Он ждет своего часа. Он не шел через весь остров пешком, не питался юколой, и у него нет даже царапины на теле. Надо было сразу накрепко связать ему руки. Сейчас, пожалуй, мне это уже не под силу. Я уверен, что смогу взять верх в тесноте нашего логова. Остается только ждать конца пурги. Кажется, стоит умолкнуть шуму ветра, нескончаемому шороху несущегося по равнине снега, и сейчас же перестанет хотеться спать.
Вообще надо думать о чем-нибудь другом. Интересно, например, зачем забрались на этот пустынный островок немцы? Что они делали на ничьей земле? Была эта станция единственной, или где-то они высадились еще?

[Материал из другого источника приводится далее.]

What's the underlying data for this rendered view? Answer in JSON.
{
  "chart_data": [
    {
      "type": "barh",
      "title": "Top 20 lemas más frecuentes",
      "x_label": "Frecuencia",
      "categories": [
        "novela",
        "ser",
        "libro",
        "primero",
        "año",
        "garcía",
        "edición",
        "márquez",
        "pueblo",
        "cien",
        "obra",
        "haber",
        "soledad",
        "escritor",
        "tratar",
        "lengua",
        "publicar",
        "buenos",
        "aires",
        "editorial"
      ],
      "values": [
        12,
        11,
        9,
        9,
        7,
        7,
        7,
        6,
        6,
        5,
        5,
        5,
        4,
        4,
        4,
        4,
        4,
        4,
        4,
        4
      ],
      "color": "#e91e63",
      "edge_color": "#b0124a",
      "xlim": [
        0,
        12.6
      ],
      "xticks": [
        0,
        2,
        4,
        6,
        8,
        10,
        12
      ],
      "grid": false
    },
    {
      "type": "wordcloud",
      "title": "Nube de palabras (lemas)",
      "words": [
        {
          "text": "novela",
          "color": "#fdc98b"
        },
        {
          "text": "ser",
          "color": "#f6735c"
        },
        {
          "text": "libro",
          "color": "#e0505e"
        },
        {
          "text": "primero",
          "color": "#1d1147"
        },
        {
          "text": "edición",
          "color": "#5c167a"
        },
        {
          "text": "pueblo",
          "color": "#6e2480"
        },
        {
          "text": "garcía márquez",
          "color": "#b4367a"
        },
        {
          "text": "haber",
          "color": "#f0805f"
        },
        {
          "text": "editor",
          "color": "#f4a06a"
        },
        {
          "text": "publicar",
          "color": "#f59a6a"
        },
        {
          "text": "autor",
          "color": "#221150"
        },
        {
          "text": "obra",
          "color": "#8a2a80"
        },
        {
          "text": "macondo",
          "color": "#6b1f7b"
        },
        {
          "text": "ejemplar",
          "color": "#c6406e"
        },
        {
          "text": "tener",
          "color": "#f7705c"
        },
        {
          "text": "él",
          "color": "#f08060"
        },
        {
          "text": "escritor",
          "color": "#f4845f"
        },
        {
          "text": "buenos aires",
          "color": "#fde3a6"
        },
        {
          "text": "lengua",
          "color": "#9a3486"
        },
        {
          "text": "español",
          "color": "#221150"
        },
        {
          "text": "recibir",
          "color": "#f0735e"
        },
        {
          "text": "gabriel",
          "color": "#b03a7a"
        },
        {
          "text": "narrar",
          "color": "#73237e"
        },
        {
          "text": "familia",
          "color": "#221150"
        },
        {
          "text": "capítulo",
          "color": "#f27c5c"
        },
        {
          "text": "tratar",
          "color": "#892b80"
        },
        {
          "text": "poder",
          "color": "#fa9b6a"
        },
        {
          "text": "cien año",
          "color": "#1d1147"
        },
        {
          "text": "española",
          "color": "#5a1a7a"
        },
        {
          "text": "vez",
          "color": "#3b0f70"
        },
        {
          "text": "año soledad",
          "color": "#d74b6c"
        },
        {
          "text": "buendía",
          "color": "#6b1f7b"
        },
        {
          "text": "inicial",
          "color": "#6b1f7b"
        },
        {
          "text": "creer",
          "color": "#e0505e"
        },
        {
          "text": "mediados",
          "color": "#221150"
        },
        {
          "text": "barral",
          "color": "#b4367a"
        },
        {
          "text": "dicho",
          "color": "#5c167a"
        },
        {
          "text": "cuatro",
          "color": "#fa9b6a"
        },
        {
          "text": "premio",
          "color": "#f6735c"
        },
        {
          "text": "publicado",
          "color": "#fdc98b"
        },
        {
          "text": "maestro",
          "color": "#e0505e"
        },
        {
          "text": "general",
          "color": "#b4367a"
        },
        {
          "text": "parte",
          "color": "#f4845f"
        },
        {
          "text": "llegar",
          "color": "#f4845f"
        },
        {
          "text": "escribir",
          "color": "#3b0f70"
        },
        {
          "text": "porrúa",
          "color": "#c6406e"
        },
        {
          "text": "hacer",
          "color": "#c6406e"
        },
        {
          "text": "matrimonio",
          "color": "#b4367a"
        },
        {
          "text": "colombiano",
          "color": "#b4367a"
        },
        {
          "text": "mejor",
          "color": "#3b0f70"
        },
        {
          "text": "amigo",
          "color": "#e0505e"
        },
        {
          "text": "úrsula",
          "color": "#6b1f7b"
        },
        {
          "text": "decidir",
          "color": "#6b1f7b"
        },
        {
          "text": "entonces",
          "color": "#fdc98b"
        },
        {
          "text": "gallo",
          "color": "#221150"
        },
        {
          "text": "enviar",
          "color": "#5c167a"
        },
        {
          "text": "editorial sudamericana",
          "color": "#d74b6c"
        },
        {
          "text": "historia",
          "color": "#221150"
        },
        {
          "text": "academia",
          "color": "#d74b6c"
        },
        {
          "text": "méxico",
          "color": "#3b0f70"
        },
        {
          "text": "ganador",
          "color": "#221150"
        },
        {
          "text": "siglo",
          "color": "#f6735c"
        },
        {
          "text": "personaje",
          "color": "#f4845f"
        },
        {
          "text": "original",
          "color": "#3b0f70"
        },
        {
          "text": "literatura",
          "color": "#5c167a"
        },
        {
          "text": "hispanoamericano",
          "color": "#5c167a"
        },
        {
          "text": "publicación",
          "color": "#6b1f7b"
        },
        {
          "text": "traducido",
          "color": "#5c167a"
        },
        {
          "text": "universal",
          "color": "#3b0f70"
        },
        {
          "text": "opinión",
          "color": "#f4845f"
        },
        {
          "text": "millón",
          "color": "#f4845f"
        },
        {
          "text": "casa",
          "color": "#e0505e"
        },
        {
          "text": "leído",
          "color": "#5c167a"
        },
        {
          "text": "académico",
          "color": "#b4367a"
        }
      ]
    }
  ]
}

На «Олафе» я слышал немало рассказов о немецких рейдерах, пиратствующих на Севере. Среди них были крупные корабли вплоть до линкора «Тирпитц» н крейсера «Адмирал Шеер». Я подумал, что лейтенант Риттер мог бы оказаться бесценной находкой для работников союзной разведки…
«Ничья земля», — говорил Дигирнес… Как будто могло остаться что-то ничьим в этом расколотом надвое мире. Даже сюда, на Север, где нет никакой жизни, пришла война.
Сколько раз люди объявляли войну последней! И каждый раз начинали ее вновь. Но уж эта-то война обязательно будет последней. Мы не допустим новой. Верно, чтобы уничтожить войну совсем, и идет сейчас на всей земле этот смертный бой.
Потом я стал думать о том, какой станет жизнь после войны. Но тут я как-то ничего не мог придумать. Просто я понимал, что тогда будет очень тепло и никогда не станет сосать под ложечкой от голода. Разве только после долгой хорошей работы. И всегда будет тепло, очень тепло, даже жарко…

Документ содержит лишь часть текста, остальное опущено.